4. Warranties: Warranty provisions can provide concrete performance requirements; a warranty can be a basis for terminating the contract.

  • Duration of the warranty?
  • Does the contract warrant quality of software performance?
    • Free of material defect?
    • Capacity of software?
    • Reliability of software?
    • Frequency of crashes?
    • Compatibility?
    • Integration?
    • Essential purpose?
    • Industry standards?
  • Does the contract warrant quality of services?
    • Requirements to meet contractually set deadlines and milestones?
    • Specific response time for support?
    • Availability of support?
    • Qualified personnel?
  • What notices are required and what are the remedies for breach of warranty?
    • Time for notification?
    • Opportunity to cure?
    • Termination?
    • Monetary damages?

5. Termination: The termination provision is often the most crucial term in the event of a dispute. Complying with any such a provision is critical to managing litigation risk.

  • Termination for convenience?
    • When?
    • With what notice?
  • Termination for cause?
    • When?
    • Under what circumstances?
    • With what notice?
  • Termination only after notice provided with opportunity to cure
    • How soon after discovery of defect?
    • How long is cure period?
    • Written notice?
      • To whom?
      • In what form?
  • Force majeure?
  • Bankruptcy?
  • Same obligations for both parties?

6. Remedies and Damages: The contractual remedies are crucial to understanding the pros and cons of termination (or attempted termination).

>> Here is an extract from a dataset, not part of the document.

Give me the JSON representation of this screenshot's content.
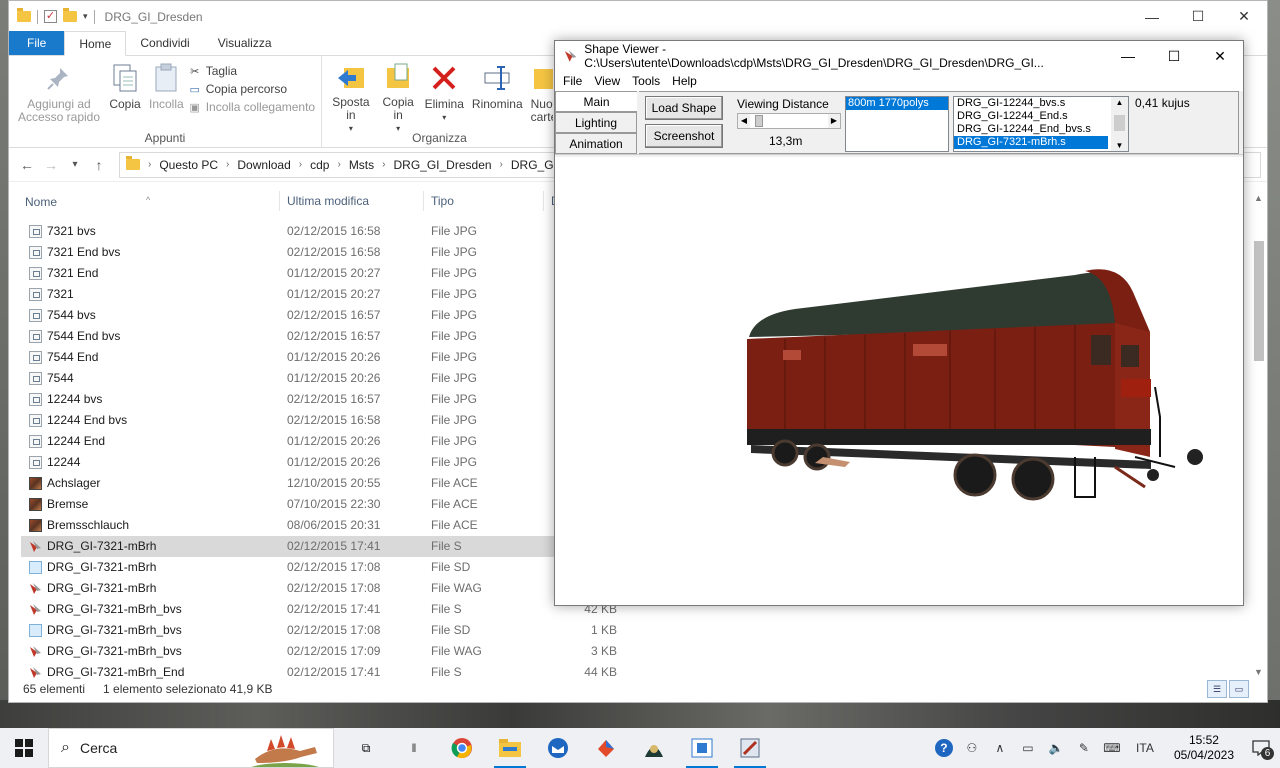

  • Limitation of liability?
  • Allocation of risks?
  • Does contract only allow “direct damages”?
  • Does contract prohibit “consequential damages”?
  • Are liquidated damages available?
  • Maximum amount available?
  • Is specific performance contractually authorized?
  • Fee-shifting/attorneys’ fees to prevailing party?
  • Who pays “transition” expenses?
  • Are remedies same for both parties?

7. Dispute Resolution: Any dispute resolution procedures are obviously a major consideration in any dispute and must be carefully followed.

  • Negotiation of disputes (and “escalation” of dispute to executive team) required/suggested as first step?
  • Mediation required?
  • Arbitration?
    • Of what disputes? (“arising under contract,” “related to contract,” “any dispute between the parties”)
    • In what location?
    • How many arbitrators?
    • Under what rules? (AAA, JAMS, etc.)
    • Who chooses arbitrator?
    • Specific requirements of expediency? (i.e., decision six months from commencement)
    • Who bears costs?

8. Applicable Law/Forum: The forum and governing law is often critical to the cost and even the outcome of the dispute.

  • Choice of law
    • What state law governs contract?
    • Scope of choice of law (“arising under contract,” “related to contract,” “any dispute between the parties”)
  • Forum selection clause
    • Specific state?
    • Specific county/city?
    • Specific court (federal, state)?